Johannesburg - South Africa is increasingly turning to National Treasury officials from the country’s first decade of democratic rule to help steer key economic institutions and boost investor confidence.
Brian Molefe, the newly appointed acting chief executive officer of power utility Eskom, Lesetja Kganyago, governor of the central bank and one of his deputies, Kuben Naidoo, are all former senior Treasury officials. They served under Trevor Manuel, who for 13 years as finance minister oversaw the economy’s longest period of growth.
“Investors trust the National Treasury because they speak the same language,” Peter Attard Montalto, a London-based economist at Nomura, said in an emailed response to questions on April 22.
“When we see ex-Treasury people in other roles we trust them because we’ve interacted with them a lot at the National Treasury and so know their personality and how they react to things.”

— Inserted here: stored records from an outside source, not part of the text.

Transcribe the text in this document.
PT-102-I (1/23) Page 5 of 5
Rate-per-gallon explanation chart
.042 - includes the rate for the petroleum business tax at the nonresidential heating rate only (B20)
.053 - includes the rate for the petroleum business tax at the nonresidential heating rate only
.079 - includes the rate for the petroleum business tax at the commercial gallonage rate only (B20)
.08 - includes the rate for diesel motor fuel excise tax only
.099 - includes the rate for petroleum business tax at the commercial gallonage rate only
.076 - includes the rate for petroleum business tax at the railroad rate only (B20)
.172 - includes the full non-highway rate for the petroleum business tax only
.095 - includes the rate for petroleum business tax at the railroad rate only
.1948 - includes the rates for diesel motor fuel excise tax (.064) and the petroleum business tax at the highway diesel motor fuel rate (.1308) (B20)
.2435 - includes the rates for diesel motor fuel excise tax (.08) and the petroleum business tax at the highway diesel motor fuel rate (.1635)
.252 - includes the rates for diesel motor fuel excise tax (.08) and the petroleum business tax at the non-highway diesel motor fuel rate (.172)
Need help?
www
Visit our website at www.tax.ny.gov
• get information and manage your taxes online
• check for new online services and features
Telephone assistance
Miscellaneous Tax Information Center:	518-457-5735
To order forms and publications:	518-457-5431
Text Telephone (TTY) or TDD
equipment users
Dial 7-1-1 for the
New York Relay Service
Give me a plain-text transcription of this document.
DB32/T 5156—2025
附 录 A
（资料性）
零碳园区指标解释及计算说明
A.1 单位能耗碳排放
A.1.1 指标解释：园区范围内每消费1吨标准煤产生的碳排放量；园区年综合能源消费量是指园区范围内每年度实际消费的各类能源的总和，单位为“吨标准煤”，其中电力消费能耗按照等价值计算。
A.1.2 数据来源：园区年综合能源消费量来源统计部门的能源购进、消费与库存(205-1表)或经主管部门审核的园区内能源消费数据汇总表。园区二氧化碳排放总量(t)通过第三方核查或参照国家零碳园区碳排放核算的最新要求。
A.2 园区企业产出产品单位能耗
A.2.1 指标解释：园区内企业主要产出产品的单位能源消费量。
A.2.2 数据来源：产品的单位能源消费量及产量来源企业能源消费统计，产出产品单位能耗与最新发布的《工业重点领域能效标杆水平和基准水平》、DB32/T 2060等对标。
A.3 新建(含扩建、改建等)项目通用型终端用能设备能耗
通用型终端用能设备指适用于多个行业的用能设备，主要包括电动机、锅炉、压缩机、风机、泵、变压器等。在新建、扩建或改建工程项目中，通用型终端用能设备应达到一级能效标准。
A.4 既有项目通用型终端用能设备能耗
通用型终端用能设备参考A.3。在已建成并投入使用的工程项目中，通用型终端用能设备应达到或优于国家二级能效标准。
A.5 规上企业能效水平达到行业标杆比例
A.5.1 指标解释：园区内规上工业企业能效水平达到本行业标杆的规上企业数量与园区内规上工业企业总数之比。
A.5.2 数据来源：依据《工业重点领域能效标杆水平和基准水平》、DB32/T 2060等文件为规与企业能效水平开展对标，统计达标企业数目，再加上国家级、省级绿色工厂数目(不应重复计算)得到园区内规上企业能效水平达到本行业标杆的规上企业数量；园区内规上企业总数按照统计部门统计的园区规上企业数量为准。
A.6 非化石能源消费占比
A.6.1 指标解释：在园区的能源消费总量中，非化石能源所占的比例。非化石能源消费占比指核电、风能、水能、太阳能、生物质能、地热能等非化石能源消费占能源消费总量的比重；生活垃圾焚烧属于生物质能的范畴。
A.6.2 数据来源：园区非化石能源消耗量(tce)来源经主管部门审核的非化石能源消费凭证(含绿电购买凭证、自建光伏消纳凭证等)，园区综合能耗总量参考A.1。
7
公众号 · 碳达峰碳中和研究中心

The economy grew every quarter in the decade until the 2009 recession, and expanded more than 5% annually from 2005 to 2007.
Government debt shrank from almost 50% of gross domestic product (GDP) in 1994 to 26% in 2008. The reduction was one the African National Congress-led government’s major victories after 1994, said Nazmeera Moola, an economist and strategist at Investec Asset Management.
Competency sign
“The Treasury, through the late 90s and early 2000s, completely transformed the fiscal position and all these people were part of it,” Moola said by phone from Cape Town on April 20. “I think that’s why it’s regarded as a sign of competency to have worked there.”
Apart from Kganyago and Naidoo, the South African Reserve Bank has drawn several other ex-Treasury officials to top positions. Former Governor Gill Marcus was deputy finance minister from 1996 to 1999. The bank’s deputy head of research, Chris Loewald, was in charge of economic policy at the Treasury before joining the Reserve Bank in 2011.
“In a way, the Treasury is a very nurturing institution,” Kganyago said in an interview in Johannesburg on Thursday.
“I grew up in that institution, I rose through the ranks of that institution, it’s an institution that invests in developing people and it gives people the space to grow.”
Private-sector companies have also drawn skills from the Treasury. Thuto Shomang joined wireless carrier MTN [JSE:MTN] in 2014 after starting at the Treasury as a trainee financial analyst in 2000, and eventually heading assets and liability management.
Other officials
Barclays Africa [JSE:BGA] chief executive officer Maria Ramos was director general from 1996 to 2003 before being appointed head of Transnet in 2004, a position held by Eskom’s Molefe until last week.
The National Treasury in 2008 seconded Phakamani Hadebe, one of its top offcials, to clean up the Land and Agricultural Bank, South Africa’s state-owned lender to farmers, by replacing executives and cutting costs.
Land Bank sold R500m of floating-rate bonds last year, its first five-year notes in almost 12 years.
“When someone has been involved in the practical part of the financial markets, the market feels the person understands the financial repercussions,” George Herman, head of South African investments at Cape Town-based Citadel Investment Services, said by phone on Friday.
“If it’s just a politician appointed, markets are skeptical about whether the person will understand the financial impact of decisions.”